4. Die zur Beurteilung stehenden Werbeinserate geben eine Ermässigung des Verkaufspreises von Benzin und Diesel in Höhe von 3 Rappen pro Liter bekannt. Es handelt sich somit zweifellos um einen Hinweis auf eine Preisreduktion. Dieser ist zudem beziffert, da er das genaue Ausmass der Reduktion in Rappen nennt. Es liegt demnach ein bezifferter Hinweis auf Preisreduktionen im Sinne des Art. 17 PBV vor. Dagegen ist fraglich und im Folgenden zu prüfen, ob die Preisreduktion von 3 Rappen pro Liter einen Reduktionssatz im Sinne des Art. 17 Abs. 2 Satz 2 PBV darstellt. Das Strafgericht kam zum Schluss, in diesem Kontext müsse zwischen Reduktionssatz und Reduktionsbetrag unterschieden werden. Dabei stützte es sich offenbar massgeblich auf ein Merkblatt des Staatssekretariats für Wirtschaft (SECO) "Reduktionssatz und Reduktionsbetrag" (http://www.seco.admin.ch ? Themen ? Spezialthemen ? Preisbekanntgabe ? Konsumententipps). In diesem wird ausgefhrt, bei einem einheitlichen für verschiedene Produktegruppen gewährten Reduktionsbetrag ändere sich die jeweilige prozentuale Vergünstigung stets. Der Konsument wisse damit nie, wie gross die ihm zustehende Vergünstigung pro Artikel genau sei, sofern der Detailpreis der einzelnen Produkte nicht angegeben sei. Aus diesem Grund gelte die Ausnahme von Art. 17 Abs. 2 Satz 2 PBV nur bei gleichem Reduktionssatz. Das Strafgericht geht somit - in Übereinstimmung mit dem SECO - davon aus, dass mit einem "gleichen Reduktionssatz" nur die identische proportionale Ermässigung für sämtliche erfassten Produkte gemeint ist.

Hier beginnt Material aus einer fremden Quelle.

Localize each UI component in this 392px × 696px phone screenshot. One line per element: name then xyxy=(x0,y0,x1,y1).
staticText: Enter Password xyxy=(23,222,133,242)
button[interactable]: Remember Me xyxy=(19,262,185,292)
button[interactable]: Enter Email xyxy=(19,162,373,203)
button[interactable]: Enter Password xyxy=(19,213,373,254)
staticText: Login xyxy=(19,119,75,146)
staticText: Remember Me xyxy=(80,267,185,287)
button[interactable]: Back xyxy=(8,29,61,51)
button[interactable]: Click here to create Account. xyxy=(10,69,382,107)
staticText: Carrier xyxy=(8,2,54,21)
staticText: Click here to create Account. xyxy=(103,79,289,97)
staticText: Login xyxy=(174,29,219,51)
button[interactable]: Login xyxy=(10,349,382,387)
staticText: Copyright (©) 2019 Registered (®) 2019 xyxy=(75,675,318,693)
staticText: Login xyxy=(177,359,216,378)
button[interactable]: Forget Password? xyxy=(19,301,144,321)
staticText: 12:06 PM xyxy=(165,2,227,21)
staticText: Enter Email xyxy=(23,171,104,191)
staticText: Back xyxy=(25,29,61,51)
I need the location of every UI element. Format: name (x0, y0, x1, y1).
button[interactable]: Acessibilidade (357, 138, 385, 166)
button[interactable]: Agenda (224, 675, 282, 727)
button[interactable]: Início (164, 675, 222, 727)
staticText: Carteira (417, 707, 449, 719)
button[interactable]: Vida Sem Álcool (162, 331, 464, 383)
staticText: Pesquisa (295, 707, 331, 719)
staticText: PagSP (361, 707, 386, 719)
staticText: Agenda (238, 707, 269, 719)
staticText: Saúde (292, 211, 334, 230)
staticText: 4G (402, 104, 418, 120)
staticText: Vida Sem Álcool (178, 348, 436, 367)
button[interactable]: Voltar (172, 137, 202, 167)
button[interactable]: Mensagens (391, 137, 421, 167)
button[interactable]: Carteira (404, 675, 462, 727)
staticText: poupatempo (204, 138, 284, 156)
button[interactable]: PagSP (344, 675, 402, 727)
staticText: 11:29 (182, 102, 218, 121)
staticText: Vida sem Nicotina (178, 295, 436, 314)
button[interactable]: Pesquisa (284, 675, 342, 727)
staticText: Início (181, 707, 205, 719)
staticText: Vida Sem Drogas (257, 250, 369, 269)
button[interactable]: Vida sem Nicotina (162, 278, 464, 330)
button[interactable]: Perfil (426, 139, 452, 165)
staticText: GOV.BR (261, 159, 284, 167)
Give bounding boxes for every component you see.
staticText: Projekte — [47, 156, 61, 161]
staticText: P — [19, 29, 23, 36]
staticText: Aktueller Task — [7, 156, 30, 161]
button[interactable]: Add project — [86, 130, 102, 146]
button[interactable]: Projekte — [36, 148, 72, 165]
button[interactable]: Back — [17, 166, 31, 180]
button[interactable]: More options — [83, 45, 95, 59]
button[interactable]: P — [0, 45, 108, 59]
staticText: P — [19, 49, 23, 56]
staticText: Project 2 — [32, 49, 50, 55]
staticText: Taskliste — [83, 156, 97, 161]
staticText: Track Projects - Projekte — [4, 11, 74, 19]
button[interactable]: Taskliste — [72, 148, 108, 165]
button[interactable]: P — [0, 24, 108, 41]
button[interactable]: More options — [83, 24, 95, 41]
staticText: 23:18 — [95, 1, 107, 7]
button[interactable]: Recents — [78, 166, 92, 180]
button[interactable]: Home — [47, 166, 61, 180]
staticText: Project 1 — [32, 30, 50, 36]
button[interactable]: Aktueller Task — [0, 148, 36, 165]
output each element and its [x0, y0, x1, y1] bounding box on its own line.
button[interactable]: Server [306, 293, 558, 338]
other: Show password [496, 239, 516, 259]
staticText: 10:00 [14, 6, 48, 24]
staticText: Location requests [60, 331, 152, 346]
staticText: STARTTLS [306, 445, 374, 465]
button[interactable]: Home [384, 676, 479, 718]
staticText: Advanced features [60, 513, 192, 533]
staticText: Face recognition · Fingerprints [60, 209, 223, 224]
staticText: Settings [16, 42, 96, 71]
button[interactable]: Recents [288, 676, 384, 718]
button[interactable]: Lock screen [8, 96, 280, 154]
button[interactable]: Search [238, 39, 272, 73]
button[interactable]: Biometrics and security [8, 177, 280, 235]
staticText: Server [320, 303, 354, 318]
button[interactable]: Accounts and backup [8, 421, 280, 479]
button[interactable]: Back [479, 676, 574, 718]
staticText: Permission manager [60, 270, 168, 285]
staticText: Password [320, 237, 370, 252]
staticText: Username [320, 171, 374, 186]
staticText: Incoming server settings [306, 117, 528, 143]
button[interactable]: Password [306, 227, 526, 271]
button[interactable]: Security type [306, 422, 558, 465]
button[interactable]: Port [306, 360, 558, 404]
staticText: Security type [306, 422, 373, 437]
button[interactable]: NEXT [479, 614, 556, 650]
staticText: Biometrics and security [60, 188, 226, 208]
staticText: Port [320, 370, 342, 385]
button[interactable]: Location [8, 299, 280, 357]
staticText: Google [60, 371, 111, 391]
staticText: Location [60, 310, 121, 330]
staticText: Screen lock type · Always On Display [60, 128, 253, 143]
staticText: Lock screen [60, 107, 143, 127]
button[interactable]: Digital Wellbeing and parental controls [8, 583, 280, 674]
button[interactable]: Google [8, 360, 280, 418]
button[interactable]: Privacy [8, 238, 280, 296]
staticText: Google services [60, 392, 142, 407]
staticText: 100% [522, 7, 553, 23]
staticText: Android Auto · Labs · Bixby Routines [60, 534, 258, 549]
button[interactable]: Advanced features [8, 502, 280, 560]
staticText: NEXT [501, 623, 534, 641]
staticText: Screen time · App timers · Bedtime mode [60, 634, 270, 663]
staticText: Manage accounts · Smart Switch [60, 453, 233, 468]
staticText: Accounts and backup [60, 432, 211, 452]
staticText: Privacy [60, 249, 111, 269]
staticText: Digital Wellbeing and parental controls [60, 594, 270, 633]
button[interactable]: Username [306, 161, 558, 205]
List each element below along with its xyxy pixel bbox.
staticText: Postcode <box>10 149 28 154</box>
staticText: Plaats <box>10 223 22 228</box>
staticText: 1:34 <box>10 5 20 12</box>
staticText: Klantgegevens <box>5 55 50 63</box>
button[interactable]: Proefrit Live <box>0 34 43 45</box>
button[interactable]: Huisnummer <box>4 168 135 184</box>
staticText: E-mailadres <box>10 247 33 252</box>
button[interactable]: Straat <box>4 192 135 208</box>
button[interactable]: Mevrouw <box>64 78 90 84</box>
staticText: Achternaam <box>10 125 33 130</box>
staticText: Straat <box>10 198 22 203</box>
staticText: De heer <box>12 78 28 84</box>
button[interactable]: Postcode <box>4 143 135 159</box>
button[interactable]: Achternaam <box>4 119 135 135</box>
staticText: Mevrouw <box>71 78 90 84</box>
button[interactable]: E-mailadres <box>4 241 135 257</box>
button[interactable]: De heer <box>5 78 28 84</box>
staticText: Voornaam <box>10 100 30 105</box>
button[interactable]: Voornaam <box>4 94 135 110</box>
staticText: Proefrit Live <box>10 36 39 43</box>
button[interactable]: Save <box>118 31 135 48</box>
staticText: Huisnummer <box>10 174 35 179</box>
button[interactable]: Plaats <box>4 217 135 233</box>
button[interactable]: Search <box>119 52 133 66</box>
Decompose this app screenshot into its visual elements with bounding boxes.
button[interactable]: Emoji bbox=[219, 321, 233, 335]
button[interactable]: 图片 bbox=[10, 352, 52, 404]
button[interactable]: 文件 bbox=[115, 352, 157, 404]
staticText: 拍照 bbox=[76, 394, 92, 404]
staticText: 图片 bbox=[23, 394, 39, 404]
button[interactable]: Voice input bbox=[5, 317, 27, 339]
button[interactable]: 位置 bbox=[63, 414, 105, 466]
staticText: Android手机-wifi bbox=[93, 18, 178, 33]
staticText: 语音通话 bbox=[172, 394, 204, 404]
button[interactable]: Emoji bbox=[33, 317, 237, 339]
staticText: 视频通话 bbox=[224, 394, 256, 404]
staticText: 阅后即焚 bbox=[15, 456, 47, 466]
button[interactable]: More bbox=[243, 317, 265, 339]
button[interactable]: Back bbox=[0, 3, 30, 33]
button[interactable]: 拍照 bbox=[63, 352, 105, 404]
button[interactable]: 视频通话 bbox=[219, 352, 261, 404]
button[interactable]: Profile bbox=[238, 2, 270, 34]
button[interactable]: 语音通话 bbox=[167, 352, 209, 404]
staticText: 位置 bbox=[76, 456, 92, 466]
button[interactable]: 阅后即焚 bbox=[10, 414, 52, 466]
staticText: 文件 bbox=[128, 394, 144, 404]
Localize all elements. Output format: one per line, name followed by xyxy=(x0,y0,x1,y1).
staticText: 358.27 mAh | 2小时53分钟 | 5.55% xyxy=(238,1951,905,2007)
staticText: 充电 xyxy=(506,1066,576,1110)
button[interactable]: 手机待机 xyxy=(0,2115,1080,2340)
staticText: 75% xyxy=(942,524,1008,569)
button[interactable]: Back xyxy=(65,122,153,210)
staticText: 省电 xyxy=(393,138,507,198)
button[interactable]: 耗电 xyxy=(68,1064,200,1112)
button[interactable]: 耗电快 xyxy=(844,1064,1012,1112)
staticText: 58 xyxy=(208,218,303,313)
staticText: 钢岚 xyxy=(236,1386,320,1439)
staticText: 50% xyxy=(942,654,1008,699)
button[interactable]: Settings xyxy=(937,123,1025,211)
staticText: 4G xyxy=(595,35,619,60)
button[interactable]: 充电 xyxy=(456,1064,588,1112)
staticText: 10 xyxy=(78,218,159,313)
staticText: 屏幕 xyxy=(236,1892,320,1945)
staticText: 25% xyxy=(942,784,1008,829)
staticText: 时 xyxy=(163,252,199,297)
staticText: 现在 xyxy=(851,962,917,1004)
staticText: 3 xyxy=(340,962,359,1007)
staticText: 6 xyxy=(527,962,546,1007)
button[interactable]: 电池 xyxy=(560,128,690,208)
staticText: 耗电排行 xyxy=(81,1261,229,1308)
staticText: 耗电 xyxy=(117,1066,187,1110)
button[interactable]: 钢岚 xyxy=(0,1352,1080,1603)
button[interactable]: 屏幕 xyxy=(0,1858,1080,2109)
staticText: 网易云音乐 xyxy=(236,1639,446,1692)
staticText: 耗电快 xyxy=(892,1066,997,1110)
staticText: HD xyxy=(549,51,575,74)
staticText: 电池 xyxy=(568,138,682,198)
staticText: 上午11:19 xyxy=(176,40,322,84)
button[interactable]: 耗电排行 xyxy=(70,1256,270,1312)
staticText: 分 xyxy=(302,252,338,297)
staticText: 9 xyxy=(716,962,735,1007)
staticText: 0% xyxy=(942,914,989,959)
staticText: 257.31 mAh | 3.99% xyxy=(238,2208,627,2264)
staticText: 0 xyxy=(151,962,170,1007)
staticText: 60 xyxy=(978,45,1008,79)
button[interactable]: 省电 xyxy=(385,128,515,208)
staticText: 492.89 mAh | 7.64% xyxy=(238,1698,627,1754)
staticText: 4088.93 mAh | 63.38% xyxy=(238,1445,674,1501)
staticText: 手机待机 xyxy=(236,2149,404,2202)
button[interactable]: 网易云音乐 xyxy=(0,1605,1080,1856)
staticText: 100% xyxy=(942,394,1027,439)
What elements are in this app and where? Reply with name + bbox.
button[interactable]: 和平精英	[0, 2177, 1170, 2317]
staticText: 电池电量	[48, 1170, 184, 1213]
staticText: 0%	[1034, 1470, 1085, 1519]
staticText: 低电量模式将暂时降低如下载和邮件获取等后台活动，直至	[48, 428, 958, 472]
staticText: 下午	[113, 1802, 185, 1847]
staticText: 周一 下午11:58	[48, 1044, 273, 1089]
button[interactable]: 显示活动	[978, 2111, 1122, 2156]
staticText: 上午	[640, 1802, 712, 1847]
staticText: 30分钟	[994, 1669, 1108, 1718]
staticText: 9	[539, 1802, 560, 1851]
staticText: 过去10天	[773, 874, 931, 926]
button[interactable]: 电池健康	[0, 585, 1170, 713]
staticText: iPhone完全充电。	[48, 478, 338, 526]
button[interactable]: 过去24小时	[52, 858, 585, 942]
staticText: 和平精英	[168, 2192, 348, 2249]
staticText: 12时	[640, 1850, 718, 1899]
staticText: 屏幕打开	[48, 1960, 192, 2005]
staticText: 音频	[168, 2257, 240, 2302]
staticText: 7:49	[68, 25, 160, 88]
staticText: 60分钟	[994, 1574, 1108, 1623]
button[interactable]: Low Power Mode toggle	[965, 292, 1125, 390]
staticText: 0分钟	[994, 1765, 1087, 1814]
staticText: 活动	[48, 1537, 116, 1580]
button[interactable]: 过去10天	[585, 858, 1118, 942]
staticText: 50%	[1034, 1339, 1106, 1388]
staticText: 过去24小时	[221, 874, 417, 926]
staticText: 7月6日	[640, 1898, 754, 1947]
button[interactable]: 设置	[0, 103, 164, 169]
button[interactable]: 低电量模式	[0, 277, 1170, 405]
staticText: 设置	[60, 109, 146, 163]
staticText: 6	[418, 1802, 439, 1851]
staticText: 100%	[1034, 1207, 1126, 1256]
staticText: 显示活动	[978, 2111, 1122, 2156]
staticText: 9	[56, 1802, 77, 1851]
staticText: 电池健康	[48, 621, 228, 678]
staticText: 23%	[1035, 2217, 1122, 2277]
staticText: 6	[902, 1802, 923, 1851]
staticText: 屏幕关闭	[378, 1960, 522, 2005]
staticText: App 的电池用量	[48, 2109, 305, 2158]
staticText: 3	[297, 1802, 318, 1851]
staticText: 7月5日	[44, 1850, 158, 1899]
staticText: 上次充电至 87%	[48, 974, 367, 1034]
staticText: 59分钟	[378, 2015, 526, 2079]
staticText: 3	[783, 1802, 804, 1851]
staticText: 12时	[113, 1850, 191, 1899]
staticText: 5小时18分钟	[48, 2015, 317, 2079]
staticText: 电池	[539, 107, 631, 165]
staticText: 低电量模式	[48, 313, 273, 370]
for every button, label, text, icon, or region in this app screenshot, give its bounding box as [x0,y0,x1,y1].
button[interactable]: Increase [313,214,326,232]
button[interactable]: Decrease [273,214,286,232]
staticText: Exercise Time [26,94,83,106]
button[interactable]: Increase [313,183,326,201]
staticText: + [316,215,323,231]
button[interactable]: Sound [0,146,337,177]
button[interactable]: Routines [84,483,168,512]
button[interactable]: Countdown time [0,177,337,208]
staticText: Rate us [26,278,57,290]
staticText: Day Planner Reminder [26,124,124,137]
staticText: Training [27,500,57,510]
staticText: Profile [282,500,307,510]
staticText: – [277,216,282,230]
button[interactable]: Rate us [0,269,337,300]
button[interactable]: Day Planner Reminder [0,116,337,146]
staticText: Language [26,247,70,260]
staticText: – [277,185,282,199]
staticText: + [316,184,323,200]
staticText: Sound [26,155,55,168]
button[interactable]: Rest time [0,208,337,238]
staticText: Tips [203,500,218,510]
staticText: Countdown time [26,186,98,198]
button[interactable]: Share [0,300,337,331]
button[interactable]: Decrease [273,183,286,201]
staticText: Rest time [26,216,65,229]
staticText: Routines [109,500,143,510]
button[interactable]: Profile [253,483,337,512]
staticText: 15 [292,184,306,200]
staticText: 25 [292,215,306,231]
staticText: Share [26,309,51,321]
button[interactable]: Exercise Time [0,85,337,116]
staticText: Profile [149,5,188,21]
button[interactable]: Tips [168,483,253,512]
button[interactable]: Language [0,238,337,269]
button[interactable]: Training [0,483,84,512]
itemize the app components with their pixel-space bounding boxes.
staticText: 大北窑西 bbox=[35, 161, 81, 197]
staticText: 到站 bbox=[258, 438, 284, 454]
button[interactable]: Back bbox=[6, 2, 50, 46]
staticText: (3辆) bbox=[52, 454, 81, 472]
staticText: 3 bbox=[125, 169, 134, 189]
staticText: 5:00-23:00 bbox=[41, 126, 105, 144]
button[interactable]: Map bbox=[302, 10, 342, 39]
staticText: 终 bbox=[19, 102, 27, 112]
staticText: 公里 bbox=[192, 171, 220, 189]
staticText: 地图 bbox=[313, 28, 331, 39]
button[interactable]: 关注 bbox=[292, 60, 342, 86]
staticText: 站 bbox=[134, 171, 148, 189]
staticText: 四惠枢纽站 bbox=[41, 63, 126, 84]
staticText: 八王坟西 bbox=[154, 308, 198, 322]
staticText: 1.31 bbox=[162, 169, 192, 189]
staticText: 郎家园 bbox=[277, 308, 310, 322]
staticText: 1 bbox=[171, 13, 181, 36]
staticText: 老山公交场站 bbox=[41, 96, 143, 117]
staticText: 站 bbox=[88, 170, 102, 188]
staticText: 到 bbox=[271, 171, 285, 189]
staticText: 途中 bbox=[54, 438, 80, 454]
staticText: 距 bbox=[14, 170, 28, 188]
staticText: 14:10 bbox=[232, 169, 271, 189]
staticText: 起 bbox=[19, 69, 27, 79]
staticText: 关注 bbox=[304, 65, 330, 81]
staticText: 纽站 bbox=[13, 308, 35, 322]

5.1 Die Verordnung ist (wie ein Gesetz) in erster Linie aus sich selbst heraus, das heisst nach Wortlaut, Sinn und Zweck sowie den ihr zu Grunde liegenden Wertungen auf der Basis einer teleologischen Verständnismethode auszulegen. Auszurichten ist die Auslegung auf die ratio legis. Diese soll das Gericht allerdings nicht nach den subjektiven Wertvorstellungen der Richter ermitteln, sondern nach den Vorgaben von Gesetz- und Verordnungsgeber. Die Auslegung ist zwar nicht entscheidend historisch zu orientieren, im Grundsatz aber dennoch auf die Regelungsabsicht des Verordnungsgebers und die damit erkennbar getroffenen Wertentscheidungen auszurichten, da sich die Zweckbezogenheit des rechtsstaatlichen Normverständnisses nicht aus sich selbst begründen lässt, sondern aus den Absichten des Verordnungsgebers abzuleiten ist. Diese gilt es mit Hilfe der herkömmlichen Auslegungselemente zu ermitteln. Die Auslegung der Verordnung hat sich vom Gedanken leiten zu lassen, dass nicht schon der Wortlaut allein die Rechtsnorm darstellt, sondern erst die an Sachverhalten verstandene und konkretisierte Verordnung. Gefordert ist die sachlich richtige Entscheidung im normativen Gefüge, ausgerichtet auf ein befriedigendes Ergebnis mit Blick auf die ratio legis. Dabei befolgt die Gerichtspraxis einen pragmatischen Methodenpluralismus und lehnt es namentlich ab, die einzelnen Auslegungselemente einer hierarchischen Prioritätsordnung zu unterstellen. Die Materialien können beigezogen werden, wenn sie auf die streitige Frage eine klare Antwort geben (BGE 134 II 308 E. 5.2 S. 311 mit weiteren Nachweisen).


5.2 ( … )


5.3 Mit der teleologischen Auslegung wird nach dem rechtspolitischen Zweck einer Norm gefragt. In diesem Zusammenhang ist zunächst auf die Art. 1, 2 und 3 lit. b UWG zu verweisen, wonach dieses Gesetz bezweckt, den lauteren und unverfälschten Wettbewerb zu gewährleisten (Art. 1 UWG), wobei als unlauter und widerrechtlich jedes täuschende oder in anderer Weise gegen den Grundsatz von Treu und Glauben verstossende Verhalten oder Geschäftsgebaren gilt, welches das Verhältnis zwischen Mitbewerbern oder zwischen Anbietern und Abnehmern beeinflusst (Art. 2 UWG). Insbesondere handelt unlauter, wer über seine Waren oder deren Preise unrichtige oder irreführende Angaben macht (Art. 3 lit. b UWG). Die Preisbekanntgabeverordnung stützt sich auf das UWG und beruht daher auf den selben Grundsätzen. Ihr Zweck ist, dass Preise klar und miteinander vergleichbar sind und irreführende Preisangaben verhindert werden (Art. 1 PBV).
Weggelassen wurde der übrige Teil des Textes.